Representation of a Fortune 500 power company in its acquisition of a 400 MW electric wind project in Missouri.
Representation of an American power and energy company in the development of an RFP, evaluation of bids, and negotiation of a design-build agreement for a 20-floor, 1 million square foot commercial office tower in downtown Richmond, Virginia as part of a $365 million synthetic lease financing arrangement.
Representation of a Fortune 500 electric utility in the development of an RFP, evaluation of bids and drafting and negotiation of EPC contract for a 1,588-megawatt combined-cycle, natural gas-fired power station in Virginia.
Representation in the drafting and negotiation of EPC contract for an offshore wind facility off the coast of Virginia as part of the mid-Atlantic’s first offshore wind initiative.
Representation in the development of RFPs, evaluation of bids, and negotiation for pollution control projects at existing coal generating facilities.

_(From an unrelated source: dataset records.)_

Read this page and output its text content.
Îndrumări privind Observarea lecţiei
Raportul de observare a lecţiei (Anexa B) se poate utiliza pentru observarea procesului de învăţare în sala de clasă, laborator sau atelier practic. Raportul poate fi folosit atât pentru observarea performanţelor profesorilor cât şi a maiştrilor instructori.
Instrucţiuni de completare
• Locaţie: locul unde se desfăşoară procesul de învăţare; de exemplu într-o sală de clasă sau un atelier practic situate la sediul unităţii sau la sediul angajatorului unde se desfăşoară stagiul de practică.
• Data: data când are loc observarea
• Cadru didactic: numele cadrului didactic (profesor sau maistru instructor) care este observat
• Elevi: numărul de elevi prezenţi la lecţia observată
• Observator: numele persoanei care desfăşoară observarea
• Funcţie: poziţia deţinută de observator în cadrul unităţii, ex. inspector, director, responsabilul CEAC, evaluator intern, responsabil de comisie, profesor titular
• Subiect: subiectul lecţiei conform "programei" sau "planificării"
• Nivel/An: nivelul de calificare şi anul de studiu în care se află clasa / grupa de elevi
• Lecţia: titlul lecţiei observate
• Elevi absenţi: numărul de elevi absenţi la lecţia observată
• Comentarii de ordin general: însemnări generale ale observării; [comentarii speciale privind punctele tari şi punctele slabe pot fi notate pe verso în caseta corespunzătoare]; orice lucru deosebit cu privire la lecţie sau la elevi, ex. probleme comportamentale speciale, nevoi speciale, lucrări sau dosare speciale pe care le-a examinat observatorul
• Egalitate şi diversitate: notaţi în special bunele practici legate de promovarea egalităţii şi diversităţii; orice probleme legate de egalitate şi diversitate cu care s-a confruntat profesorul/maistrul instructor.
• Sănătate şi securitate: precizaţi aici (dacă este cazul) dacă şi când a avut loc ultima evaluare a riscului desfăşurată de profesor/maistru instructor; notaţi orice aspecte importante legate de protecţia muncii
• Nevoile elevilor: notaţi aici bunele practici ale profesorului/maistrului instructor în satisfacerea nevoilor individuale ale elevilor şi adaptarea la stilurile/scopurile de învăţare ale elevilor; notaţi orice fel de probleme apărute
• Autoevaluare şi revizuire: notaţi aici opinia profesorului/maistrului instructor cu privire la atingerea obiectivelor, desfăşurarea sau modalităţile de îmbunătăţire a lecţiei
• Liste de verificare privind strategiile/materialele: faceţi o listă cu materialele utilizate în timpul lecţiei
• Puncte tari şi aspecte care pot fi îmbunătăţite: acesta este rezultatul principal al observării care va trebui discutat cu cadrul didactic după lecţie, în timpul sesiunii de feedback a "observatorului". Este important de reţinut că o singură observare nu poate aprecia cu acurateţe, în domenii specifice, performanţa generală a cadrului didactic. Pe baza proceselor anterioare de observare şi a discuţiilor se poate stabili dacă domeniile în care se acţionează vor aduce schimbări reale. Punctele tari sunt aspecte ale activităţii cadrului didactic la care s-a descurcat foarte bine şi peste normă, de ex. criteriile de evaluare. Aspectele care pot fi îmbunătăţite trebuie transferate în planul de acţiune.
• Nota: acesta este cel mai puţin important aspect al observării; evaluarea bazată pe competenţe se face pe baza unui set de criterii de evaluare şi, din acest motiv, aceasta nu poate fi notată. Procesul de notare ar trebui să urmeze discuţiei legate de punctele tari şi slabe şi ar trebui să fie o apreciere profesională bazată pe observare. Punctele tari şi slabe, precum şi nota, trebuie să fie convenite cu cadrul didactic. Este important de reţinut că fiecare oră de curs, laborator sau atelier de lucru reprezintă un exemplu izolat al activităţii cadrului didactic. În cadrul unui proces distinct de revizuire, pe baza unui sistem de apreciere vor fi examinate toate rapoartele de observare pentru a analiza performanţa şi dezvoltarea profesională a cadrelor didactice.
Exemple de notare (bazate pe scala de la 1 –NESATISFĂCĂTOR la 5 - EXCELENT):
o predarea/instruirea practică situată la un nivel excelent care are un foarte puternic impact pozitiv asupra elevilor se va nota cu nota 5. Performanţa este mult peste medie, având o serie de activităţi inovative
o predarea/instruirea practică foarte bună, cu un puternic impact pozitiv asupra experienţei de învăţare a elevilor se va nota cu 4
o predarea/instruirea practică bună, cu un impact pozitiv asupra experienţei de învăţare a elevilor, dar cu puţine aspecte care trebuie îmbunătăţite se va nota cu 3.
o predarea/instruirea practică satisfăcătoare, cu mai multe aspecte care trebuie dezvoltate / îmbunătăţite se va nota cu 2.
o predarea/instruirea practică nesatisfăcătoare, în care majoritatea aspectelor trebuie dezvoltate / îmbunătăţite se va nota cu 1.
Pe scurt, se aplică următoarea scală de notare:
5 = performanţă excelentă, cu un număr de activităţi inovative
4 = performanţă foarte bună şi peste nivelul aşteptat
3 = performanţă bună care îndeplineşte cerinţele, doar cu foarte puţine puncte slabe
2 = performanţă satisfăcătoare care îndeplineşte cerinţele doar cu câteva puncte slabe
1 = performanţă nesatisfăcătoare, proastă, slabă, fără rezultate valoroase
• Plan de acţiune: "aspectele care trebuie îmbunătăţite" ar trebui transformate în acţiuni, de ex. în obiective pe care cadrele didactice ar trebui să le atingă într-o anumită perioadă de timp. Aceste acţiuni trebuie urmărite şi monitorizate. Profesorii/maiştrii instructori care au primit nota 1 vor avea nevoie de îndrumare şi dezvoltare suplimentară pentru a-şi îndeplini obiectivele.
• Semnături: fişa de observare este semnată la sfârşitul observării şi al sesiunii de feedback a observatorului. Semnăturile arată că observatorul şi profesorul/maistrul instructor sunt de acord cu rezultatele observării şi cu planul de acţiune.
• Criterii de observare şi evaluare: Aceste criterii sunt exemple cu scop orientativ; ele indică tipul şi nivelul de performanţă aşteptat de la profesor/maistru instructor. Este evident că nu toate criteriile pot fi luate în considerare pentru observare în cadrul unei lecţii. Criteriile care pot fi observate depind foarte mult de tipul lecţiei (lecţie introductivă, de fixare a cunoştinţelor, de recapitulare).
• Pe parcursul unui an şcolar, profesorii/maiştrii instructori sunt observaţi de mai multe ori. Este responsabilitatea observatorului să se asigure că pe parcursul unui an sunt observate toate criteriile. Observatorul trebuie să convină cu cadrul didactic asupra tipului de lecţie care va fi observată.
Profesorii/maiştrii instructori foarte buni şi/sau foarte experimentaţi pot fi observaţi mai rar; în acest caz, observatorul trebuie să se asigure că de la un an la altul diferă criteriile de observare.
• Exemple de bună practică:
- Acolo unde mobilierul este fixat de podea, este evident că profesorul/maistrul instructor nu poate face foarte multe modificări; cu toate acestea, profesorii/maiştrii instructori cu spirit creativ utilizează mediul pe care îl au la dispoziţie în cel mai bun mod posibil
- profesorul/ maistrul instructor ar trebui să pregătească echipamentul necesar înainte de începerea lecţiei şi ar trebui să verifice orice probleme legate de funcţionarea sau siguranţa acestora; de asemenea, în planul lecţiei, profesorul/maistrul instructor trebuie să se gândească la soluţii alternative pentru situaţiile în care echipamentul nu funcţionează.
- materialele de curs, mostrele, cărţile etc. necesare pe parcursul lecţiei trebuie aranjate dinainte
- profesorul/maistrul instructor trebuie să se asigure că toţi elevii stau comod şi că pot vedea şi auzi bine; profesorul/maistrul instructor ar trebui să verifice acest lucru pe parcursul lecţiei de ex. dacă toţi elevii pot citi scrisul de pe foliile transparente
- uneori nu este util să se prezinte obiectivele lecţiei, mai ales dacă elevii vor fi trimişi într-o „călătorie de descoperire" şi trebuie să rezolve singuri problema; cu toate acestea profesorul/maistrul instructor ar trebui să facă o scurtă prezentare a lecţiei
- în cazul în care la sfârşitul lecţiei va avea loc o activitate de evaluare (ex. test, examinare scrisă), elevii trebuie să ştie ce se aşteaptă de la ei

Representation of a large American conglomerate chemical company in the sale of inside-the-fence energy facilities coupled with offtake agreements to buy back energy from the sold facilities; counsel also included energy regulatory proceedings to obtain approval of the sale by state regulators.
Representation of large industrial company for negotiation of EPC contracts for addition of new inside-the-fence combined heat and power facilities in Oklahoma and Louisiana
Represented a developer/energy provider in the acquisition of inside-the-fence energy facility at a chemical plant and associated state regulatory approvals.
Counsel to developers, integrators, lenders, contractors and purchasers of solar generation projects, including commercial and utility scale PVs from 500kW to 200 MW in Virginia, California, North Carolina, Utah, Indiana, Georgia, Connecticut, South Carolina and Oregon.